Uso Compasivo (Spain) is the Spanish framework for compassionate use of medicines in clinical development. The framework distinguishes between individual-patient compassionate use and cohort-level compassionate use under a defined protocol. AEMPS also operates a separate framework under Article 13 of Real Decreto 1015/2009 for foreign-medicine imports for individual patients where the requested medicine is authorised abroad but not in Spain. The two frameworks together cover most cross-border specialty-medicine scenarios that arise in Spanish clinical practice.

Spain's regional structure means that compassionate-use applications are filed centrally with AEMPS but dispensing operates through hospital pharmacies overseen by the relevant autonomous community (Comunidad Autonoma). Catalonia, Madrid, and Andalusia handle the largest volume of compassionate-use cases. The dispensing hospital pharmacy must be authorised; typically this is a tertiary academic hospital with an existing pharmacy infrastructure for unregistered medicines (Hospital Clinic Barcelona, Hospital Universitario La Paz Madrid, Hospital Vall d'Hebron Barcelona, Hospital Universitario 12 de Octubre Madrid, Hospital Universitario Virgen del Rocio Seville).

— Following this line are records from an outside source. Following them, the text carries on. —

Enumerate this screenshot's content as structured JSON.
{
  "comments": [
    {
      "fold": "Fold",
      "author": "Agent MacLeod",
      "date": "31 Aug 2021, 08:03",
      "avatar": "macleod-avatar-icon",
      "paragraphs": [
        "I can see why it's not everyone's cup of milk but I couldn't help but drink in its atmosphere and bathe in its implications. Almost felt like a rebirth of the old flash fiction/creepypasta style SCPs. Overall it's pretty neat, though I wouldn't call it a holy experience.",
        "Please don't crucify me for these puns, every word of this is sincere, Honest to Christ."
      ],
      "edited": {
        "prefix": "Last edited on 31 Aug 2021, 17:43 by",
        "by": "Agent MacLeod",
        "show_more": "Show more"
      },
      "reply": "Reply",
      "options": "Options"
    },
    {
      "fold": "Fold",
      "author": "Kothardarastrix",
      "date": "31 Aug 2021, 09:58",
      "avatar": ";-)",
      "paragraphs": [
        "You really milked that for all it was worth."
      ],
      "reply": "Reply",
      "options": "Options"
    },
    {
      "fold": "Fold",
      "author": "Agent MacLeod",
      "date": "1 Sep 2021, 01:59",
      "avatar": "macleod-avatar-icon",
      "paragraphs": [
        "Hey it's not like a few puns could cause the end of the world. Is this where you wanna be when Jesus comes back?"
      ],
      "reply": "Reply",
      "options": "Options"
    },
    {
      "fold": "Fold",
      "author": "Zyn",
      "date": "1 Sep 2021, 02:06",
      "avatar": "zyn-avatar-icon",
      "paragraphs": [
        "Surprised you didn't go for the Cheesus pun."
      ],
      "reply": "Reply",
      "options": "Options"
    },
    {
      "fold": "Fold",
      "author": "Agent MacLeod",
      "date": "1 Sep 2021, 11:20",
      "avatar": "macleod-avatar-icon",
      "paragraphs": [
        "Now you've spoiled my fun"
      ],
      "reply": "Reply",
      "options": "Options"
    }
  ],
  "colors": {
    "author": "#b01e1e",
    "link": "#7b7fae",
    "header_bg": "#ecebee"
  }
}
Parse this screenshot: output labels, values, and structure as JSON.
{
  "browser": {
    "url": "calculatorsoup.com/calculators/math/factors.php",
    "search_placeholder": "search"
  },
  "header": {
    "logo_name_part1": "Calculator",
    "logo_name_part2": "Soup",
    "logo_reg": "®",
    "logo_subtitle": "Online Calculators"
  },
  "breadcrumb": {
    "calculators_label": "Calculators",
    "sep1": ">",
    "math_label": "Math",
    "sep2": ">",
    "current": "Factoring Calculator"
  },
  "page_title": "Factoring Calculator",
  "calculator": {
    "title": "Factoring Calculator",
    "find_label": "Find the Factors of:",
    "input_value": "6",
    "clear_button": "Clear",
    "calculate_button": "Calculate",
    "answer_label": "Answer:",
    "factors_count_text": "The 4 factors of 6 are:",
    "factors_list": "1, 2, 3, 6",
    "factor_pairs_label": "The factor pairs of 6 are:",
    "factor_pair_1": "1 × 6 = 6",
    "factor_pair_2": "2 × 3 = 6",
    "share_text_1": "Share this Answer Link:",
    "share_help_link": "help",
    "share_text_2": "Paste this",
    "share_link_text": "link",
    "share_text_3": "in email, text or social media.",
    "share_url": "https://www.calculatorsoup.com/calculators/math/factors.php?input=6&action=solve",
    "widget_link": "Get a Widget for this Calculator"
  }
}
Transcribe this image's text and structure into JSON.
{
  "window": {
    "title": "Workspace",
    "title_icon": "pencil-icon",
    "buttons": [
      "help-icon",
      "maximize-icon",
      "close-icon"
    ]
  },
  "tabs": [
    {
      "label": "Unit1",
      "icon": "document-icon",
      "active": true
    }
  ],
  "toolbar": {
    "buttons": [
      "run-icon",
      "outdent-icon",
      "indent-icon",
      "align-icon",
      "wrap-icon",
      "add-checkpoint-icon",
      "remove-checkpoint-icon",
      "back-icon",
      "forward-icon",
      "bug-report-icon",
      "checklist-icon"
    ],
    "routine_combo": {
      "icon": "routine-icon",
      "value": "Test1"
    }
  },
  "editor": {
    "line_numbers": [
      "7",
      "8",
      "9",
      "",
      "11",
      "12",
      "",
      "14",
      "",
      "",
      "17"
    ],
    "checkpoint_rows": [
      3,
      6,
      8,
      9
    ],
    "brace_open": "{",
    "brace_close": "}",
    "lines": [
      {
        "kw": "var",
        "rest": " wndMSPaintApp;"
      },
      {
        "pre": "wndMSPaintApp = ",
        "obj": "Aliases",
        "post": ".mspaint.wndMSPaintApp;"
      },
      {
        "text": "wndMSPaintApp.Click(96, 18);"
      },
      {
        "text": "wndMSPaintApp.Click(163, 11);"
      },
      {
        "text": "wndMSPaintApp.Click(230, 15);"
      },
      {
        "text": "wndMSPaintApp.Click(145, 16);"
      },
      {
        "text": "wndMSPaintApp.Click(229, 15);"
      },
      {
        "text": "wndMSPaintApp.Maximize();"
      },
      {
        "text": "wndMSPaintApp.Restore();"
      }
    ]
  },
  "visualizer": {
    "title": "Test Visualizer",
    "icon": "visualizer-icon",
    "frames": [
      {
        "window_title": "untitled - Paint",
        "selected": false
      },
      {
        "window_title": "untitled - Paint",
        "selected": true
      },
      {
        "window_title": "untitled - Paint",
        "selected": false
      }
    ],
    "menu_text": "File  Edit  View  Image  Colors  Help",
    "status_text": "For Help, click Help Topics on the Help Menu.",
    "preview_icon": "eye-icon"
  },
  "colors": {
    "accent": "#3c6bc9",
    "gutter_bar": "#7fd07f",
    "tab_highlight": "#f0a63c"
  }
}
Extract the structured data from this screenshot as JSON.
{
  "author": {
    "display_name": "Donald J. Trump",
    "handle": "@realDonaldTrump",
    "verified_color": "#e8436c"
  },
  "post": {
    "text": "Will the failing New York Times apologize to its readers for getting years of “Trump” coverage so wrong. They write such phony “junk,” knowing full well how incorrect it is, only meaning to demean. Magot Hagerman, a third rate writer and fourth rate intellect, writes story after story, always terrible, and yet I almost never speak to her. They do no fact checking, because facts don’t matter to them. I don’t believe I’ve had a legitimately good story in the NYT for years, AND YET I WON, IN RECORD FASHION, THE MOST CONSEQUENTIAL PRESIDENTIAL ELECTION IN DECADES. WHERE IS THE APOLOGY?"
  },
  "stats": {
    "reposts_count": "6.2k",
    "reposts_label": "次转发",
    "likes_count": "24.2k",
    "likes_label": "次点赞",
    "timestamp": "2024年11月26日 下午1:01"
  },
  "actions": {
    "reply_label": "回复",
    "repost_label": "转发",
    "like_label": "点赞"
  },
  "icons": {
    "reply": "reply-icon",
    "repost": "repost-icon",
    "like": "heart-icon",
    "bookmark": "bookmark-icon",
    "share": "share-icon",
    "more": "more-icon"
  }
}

This page consolidates Reserve Meds's operational view of the Uso Compasivo (Spain) framework across the ten destination countries where we currently coordinate cross-border supply. Earlier in our content build we maintained separate per-country sub-pages for each Uso Compasivo (Spain)-in-country combination; those sub-pages remain available for archival reference but are no longer separately indexed, and the operational intelligence they carried has been folded into the country-compatibility table below.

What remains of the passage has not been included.